Update on Herceptin appraisal
What has happened?
NICE has not issued final guidance to the NHS. What NICE has done is publish draft guidance on the use of Herceptin for women with early stage HER2-positive breast cancer. These draft recommendations are subject to an appeal period that closes on 28 June 2006.
During this period, registered stakeholder organisations - including those representing healthcare professionals, patients and carers - can decide whether to appeal against the draft guidance. If there are no appeals, NICE expects to issue final guidance at the beginning of July 2006.
What has NICE said?
NICE's draft recommendations are:
- Herceptin, given at three-week intervals for one year or until disease recurrence (whichever is the shorter period), is recommended as a treatment option for women with early-stage HER2-positive breast cancer following surgery, chemotherapy (neoadjuvant or adjuvant) and radiotherapy (if applicable).
Cardiac function should be assessed before starting therapy and Herceptin treatment should not be offered to women who have a left ventricular ejection fraction (LVEF) of 55% or less, or who have any of the following:
- a history of documented congestive heart failure
- high-risk uncontrolled arrhythmias
- angina pectoris requiring medication
- clinically significant valvular disease
- evidence of transmural infarction on electrocardiograph (ECG)
- poorly controlled hypertension.
- Cardiac functional assessments should be repeated every three months during Herceptin treatment. If the LVEF drops by 10% from baseline and to below 50% then Herceptin treatment should be suspended. A decision to resume Herceptin therapy should be based on a further cardiac assessment and a fully informed discussion of the risks and benefits between the individual patient and their clinician.
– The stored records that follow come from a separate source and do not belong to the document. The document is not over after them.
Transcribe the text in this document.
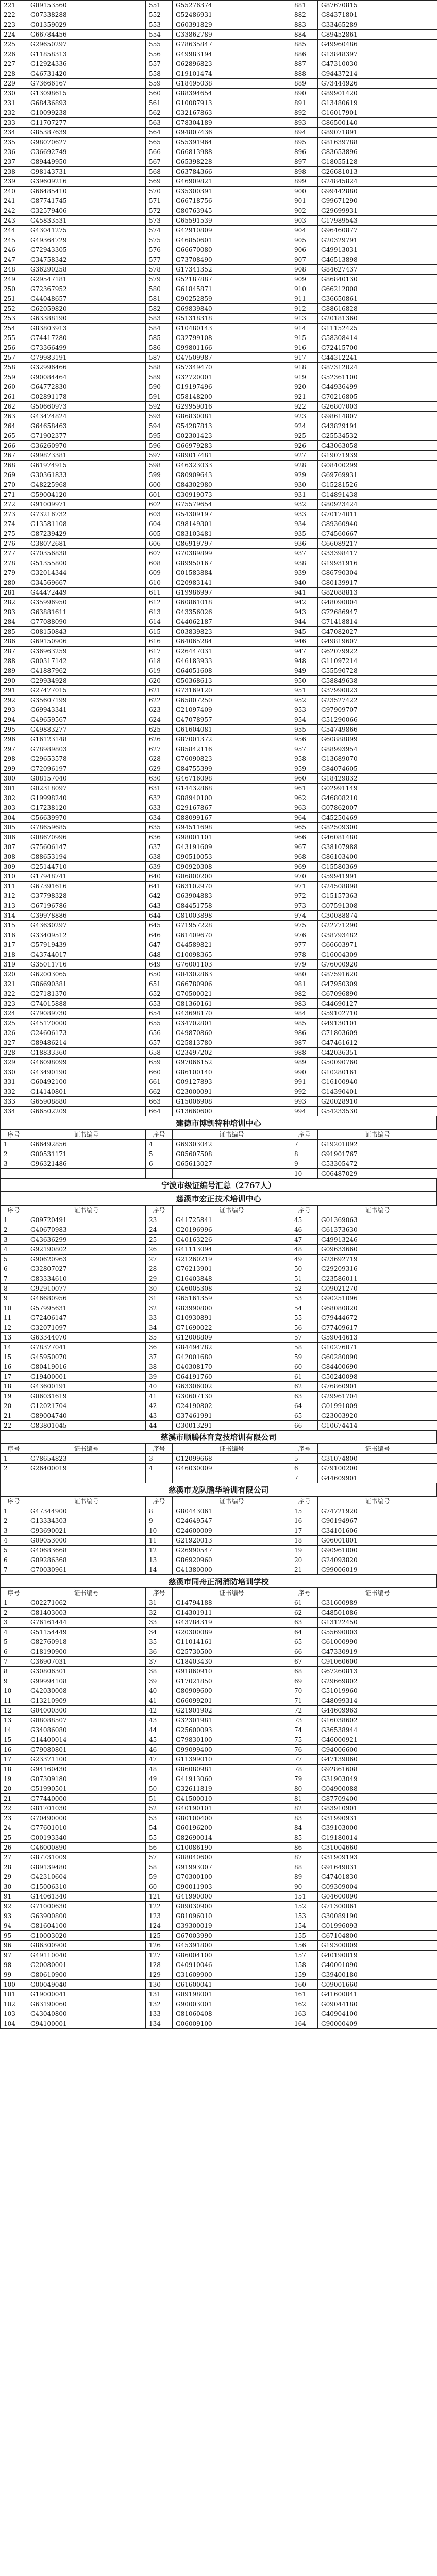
221	G09153560	551	G55276374	881	G87670815
222	G07338288	552	G52486931	882	G84371801
223	G01359029	553	G60391829	883	G33465289
224	G66784456	554	G33862789	884	G89452861
225	G29650297	555	G78635847	885	G49960486
226	G11858313	556	G49983194	886	G13848397
227	G12924336	557	G62896823	887	G47310030
228	G46731420	558	G19101474	888	G94437214
229	G73666167	559	G18495038	889	G73444926
230	G13098615	560	G88394654	890	G89901420
231	G68436893	561	G10087913	891	G13480619
232	G10099238	562	G32167863	892	G16017901
233	G11707277	563	G78304189	893	G86500140
234	G85387639	564	G94807436	894	G89071891
235	G98070627	565	G55391964	895	G81639788
236	G36692749	566	G66813988	896	G83653896
237	G89449950	567	G65398228	897	G18055128
238	G98143731	568	G63784366	898	G26681013
239	G39609216	569	G46909821	899	G24845824
240	G66485410	570	G35300391	900	G99442880
241	G87741745	571	G66718756	901	G99671290
242	G32579406	572	G80763945	902	G29699931
243	G45833531	573	G65591539	903	G17989543
244	G43041275	574	G42910809	904	G96460877
245	G49364729	575	G46850601	905	G20329791
246	G72943305	576	G66670080	906	G49913031
247	G34758342	577	G73708490	907	G46513898
248	G36290258	578	G17341352	908	G84627437
249	G29547181	579	G52187887	909	G86840130
250	G72367952	580	G61845871	910	G66212808
251	G44048657	581	G90252859	911	G36650861
252	G62059820	582	G69839840	912	G88616828
253	G63388190	583	G51318318	913	G20181360
254	G83803913	584	G10480143	914	G11152425
255	G74417280	585	G32799108	915	G58308414
256	G73366499	586	G99801166	916	G72415700
257	G79983191	587	G47509987	917	G44312241
258	G32996466	588	G57349470	918	G87312024
259	G90084464	589	G32720001	919	G52361100
260	G64772830	590	G19197496	920	G44936499
261	G02891178	591	G58148200	921	G70216805
262	G50660973	592	G29959016	922	G26807003
263	G43474824	593	G86830081	923	G98614807
264	G64658463	594	G54287813	924	G43829191
265	G71902377	595	G02301423	925	G25534532
266	G36260970	596	G66979283	926	G43063058
267	G99873381	597	G89017481	927	G19071939
268	G61974915	598	G46323033	928	G08400299
269	G30361833	599	G80909643	929	G69769931
270	G48225968	600	G84302980	930	G15281526
271	G59004120	601	G30919073	931	G14891438
272	G91009971	602	G75579654	932	G80923424
273	G73216732	603	G54309197	933	G70174011
274	G13581108	604	G98149301	934	G89360940
275	G87239429	605	G83103481	935	G74560667
276	G38072681	606	G86919797	936	G66089217
277	G70356838	607	G70389899	937	G33398417
278	G51355800	608	G89950167	938	G19931916
279	G32014344	609	G01583884	939	G86790304
280	G34569667	610	G20983141	940	G80139917
281	G44472449	611	G19986997	941	G82088813
282	G35996950	612	G60861018	942	G48090004
283	G63881611	613	G43356026	943	G72686947
284	G77088090	614	G44062187	944	G71418814
285	G08150843	615	G03839823	945	G47082027
286	G69150906	616	G64065284	946	G49819607
287	G36963259	617	G26447031	947	G62079922
288	G00317142	618	G46183933	948	G11097214
289	G41887962	619	G64051608	949	G55590728
290	G29934928	620	G50368613	950	G58849638
291	G27477015	621	G73169120	951	G37990023
292	G35607199	622	G65807250	952	G23527422
293	G69943341	623	G21097409	953	G97909707
294	G49659567	624	G47078957	954	G51290066
295	G49883277	625	G61604081	955	G54749866
296	G16123148	626	G87001372	956	G60888899
297	G78989803	627	G85842116	957	G88993954
298	G29653578	628	G76090823	958	G13689070
299	G72096197	629	G84755399	959	G84074605
300	G08157040	630	G46716098	960	G18429832
301	G02318097	631	G14432868	961	G02991149
302	G19998240	632	G88940100	962	G46808210
303	G17238120	633	G29167867	963	G07862007
304	G56639970	634	G88099167	964	G45250469
305	G78659685	635	G94511698	965	G82509300
306	G08670996	636	G98001101	966	G46081480
307	G75606147	637	G43191609	967	G38107988
308	G88653194	638	G90510053	968	G86103400
309	G25144710	639	G90920308	969	G15580369
310	G17948741	640	G06800200	970	G59941991
311	G67391616	641	G63102970	971	G24508898
312	G37798328	642	G63904883	972	G15157363
313	G67196786	643	G84451758	973	G07591308
314	G39978886	644	G81003898	974	G30088874
315	G43630297	645	G71957228	975	G22771290
316	G33409512	646	G61409670	976	G38793482
317	G57919439	647	G44589821	977	G66603971
318	G43744017	648	G10098365	978	G16004309
319	G35011716	649	G76001103	979	G76000920
320	G62003065	650	G04302863	980	G87591620
321	G86690381	651	G66780906	981	G47950309
322	G27181370	652	G70500021	982	G67096890
323	G74015888	653	G81360161	983	G44690127
324	G79089730	654	G43698170	984	G59102710
325	G45170000	655	G34702801	985	G49130101
326	G24606173	656	G49870860	986	G71803609
327	G89486214	657	G25813780	987	G47461612
328	G18833360	658	G23497202	988	G42036351
329	G46098099	659	G97066152	989	G50090760
330	G43490190	660	G86100140	990	G10280161
331	G60492100	661	G09127893	991	G16100940
332	G14140801	662	G23000091	992	G14390401
333	G65908880	663	G15006908	993	G20028910
334	G66502209	664	G13660600	994	G54233530
建德市博凯特种培训中心
序号	证书编号	序号	证书编号	序号	证书编号
1	G66492856	4	G69303042	7	G19201092
2	G00531171	5	G85607508	8	G91901767
3	G96321486	6	G65613027	9	G53305472
				10	G06487029
宁波市级证编号汇总（2767人）
慈溪市宏正技术培训中心
序号	证书编号	序号	证书编号	序号	证书编号
1	G09720491	23	G41725841	45	G01369063
2	G40670983	24	G20196996	46	G61373630
3	G43636299	25	G40163226	47	G49913246
4	G92190802	26	G41113094	48	G09633660
5	G90620963	27	G21260219	49	G23692719
6	G32807027	28	G76213901	50	G29209316
7	G83334610	29	G16403848	51	G23586011
8	G92910077	30	G46005308	52	G09021270
9	G46680956	31	G65161359	53	G90251096
10	G57995631	32	G83990800	54	G68080820
11	G72406147	33	G10930891	55	G79444672
12	G32071097	34	G71690022	56	G77409617
13	G63344070	35	G12008809	57	G59044613
14	G78377041	36	G84494782	58	G10276071
15	G45950070	37	G42001680	59	G60280090
16	G80419016	38	G40308170	60	G84400690
17	G19400001	39	G64191760	61	G50240098
18	G43600191	40	G63306002	62	G76860901
19	G06031619	41	G30607130	63	G29961704
20	G12021704	42	G24190802	64	G01991009
21	G89004740	43	G37461991	65	G23003920
22	G83801045	44	G30013291	66	G10674414
慈溪市顺腾体育竞技培训有限公司
序号	证书编号	序号	证书编号	序号	证书编号
1	G78654823	3	G12099668	5	G31074800
2	G26400019	4	G46030009	6	G79100200
				7	G44609901
慈溪市龙队瞻华培训有限公司
序号	证书编号	序号	证书编号	序号	证书编号
1	G47344900	8	G80443061	15	G74721920
2	G13334303	9	G24649547	16	G90194967
3	G93690021	10	G24600009	17	G34101606
4	G09053000	11	G21920013	18	G06001801
5	G40683668	12	G26990547	19	G90961000
6	G09286368	13	G86920960	20	G24093820
7	G70030961	14	G41380000	21	G99006019
慈溪市同舟正润消防培训学校
序号	证书编号	序号	证书编号	序号	证书编号
1	G02271062	31	G14794188	61	G31600989
2	G81403003	32	G14301911	62	G48501086
3	G76161444	33	G43784319	63	G13122450
4	G51154449	34	G20300089	64	G55690003
5	G82760918	35	G11014161	65	G61000990
6	G18190900	36	G25730500	66	G47330919
7	G36907031	37	G18403430	67	G91060600
8	G30806301	38	G91860910	68	G67260813
9	G99994108	39	G17021850	69	G29669802
10	G42030008	40	G80909600	70	G51019960
11	G13210909	41	G66099201	71	G48099314
12	G04000300	42	G21901902	72	G44609963
13	G08088507	43	G32301981	73	G16038602
14	G34086080	44	G25600093	74	G36538944
15	G14400014	45	G79830100	75	G46000921
16	G79080801	46	G99099400	76	G94006600
17	G23371100	47	G11399010	77	G47139060
18	G94160430	48	G86080981	78	G92861608
19	G07309180	49	G41913060	79	G31903049
20	G51990501	50	G32611819	80	G04900088
21	G77440000	51	G41500010	81	G87709400
22	G81701030	52	G40190101	82	G83910901
23	G70490000	53	G80100400	83	G31990931
24	G77601010	54	G60196200	84	G39103000
25	G00193340	55	G82690014	85	G19180014
26	G46000890	56	G10086190	86	G31004660
27	G87731009	57	G08040600	87	G31909193
28	G89139480	58	G91993007	88	G91649031
29	G42310604	59	G70300100	89	G47401830
30	G15006310	60	G90011903	90	G09309004
91	G14061340	121	G41990000	151	G04600090
92	G71000630	122	G09030900	152	G71300061
93	G63900800	123	G81096010	153	G30089190
94	G81604100	124	G39300019	154	G01996093
95	G10003020	125	G67003990	155	G67104800
96	G86300900	126	G45391800	156	G19300009
97	G49110040	127	G86004100	157	G40190019
98	G20080001	128	G40910046	158	G40001090
99	G80610900	129	G31609900	159	G39400180
100	G00049040	130	G61600041	160	G09001660
101	G19000041	131	G09198001	161	G41600041
102	G63190060	132	G90003001	162	G09044180
103	G43040800	133	G81060408	163	G40904100
104	G94100001	134	G06009100	164	G90000409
What does this mean for women with breast cancer?
Although NICE has not issued final guidance on Herceptin's use, this is good news for women with early HER2-positive breast cancer. NICE has provisionally recommended that Herceptin should be made available to these women except where there are concerns about the woman's cardiac function. If there are no appeals against these recommendations, NICE hopes to issue final guidance to the NHS at the beginning of July 2006. This will mean that all women eligible for this treatment should receive it no matter where they live in England and Wales.
What happens in the interim?
The Department of Health have made it clear that there are no national restrictions on the NHS using Herceptin in the interim and that the draft guidance provides a strong steer that PCTs can take into account in their considerations.